Although the health consequences of inherited mitochondrial DNA mutations vary widely, frequently observed characteristics include:
- Muscle weakness and wasting.
- Movement problems
- Renal failure .
- Heart disease.
- Loss of intellectual functions (dementia).
- Hearing loss.
- Abnormalities that affect the eyes and vision.
Mitochondrial DNA is also prone to somatic mutations, which are not inherited.
Somatic mutations occur in the DNA of certain cells during a person’s life and are generally not passed on to future generations.
Because mitochondrial DNA has a limited ability to repair itself when damaged, these mutations tend to accumulate over time.

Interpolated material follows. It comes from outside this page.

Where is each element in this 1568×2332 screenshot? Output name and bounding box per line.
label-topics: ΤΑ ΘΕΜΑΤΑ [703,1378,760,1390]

An accumulation of somatic mutations in mitochondrial DNA has been associated with some forms of cancer and an increased risk of certain age-related disorders, such as heart disease, Alzheimer’s disease, and Parkinson’s disease.
Additionally, research suggests that the progressive accumulation of these mutations over a person’s lifetime may play a role in the normal aging process.
How are genetic mutations involved in evolution?
Evolution is the process by which populations of organisms change over generations. Genetic variations underlie these changes.
Genetic variations can arise from genetic mutations or from genetic recombination (a normal process in which genetic material rearranges itself as a cell prepares to divide).
These variations often alter gene activity or protein function, which can introduce different characteristics into an organism.
If a trait is advantageous and helps the individual survive and reproduce, the genetic variation is more likely to pass to the next generation (a process known as natural selection).
Over time, as generations of individuals with the trait continue to reproduce, the advantageous trait becomes more and more common in a population, making the population different from the ancestral one.
Not all mutations lead to evolution. Only inherited mutations, which occur in eggs or sperm cells, can be passed on to future generations and potentially contribute to evolution.
Some mutations occur during a person’s life in only some of the body’s cells and are not inherited, so natural selection cannot play a role.
Also, many genetic changes have no impact on the function of a gene or protein and are not helpful or harmful. Furthermore, the environment in which a population of organisms lives is essential for the selection of traits.
Some differences introduced by mutations can help an organism survive in one environment but not another: for example, resistance to certain bacteria is only advantageous if it is found in a certain place and harms those who live there.
So why do some harmful traits, such as genetic diseases, persist in populations instead of being eliminated by natural selection?
There are several possible explanations, but in many cases, the answer is not clear.
For some conditions, such as the neurological condition Huntington’s disease, signs and symptoms do not appear until after a person has children, so the gene mutation can be passed on despite being harmful.
For other harmful traits, a phenomenon called reduced penetration, in which some individuals with a disease-associated mutation show no signs and symptoms of the condition, may also allow harmful genetic variations to be passed on to future generations.
For some conditions, having one mutated copy of a gene in each cell is advantageous, while having two mutated copies causes the disease.
The best-studied example of this phenomenon is sickle cell disease: having two mutated copies of the HBB gene in each cell results in the disease, but having only one copy provides some resistance to malaria.
This disease resistance helps explain why the mutations that cause sickle cell disease are still found in many populations, especially in areas where malaria is prevalent.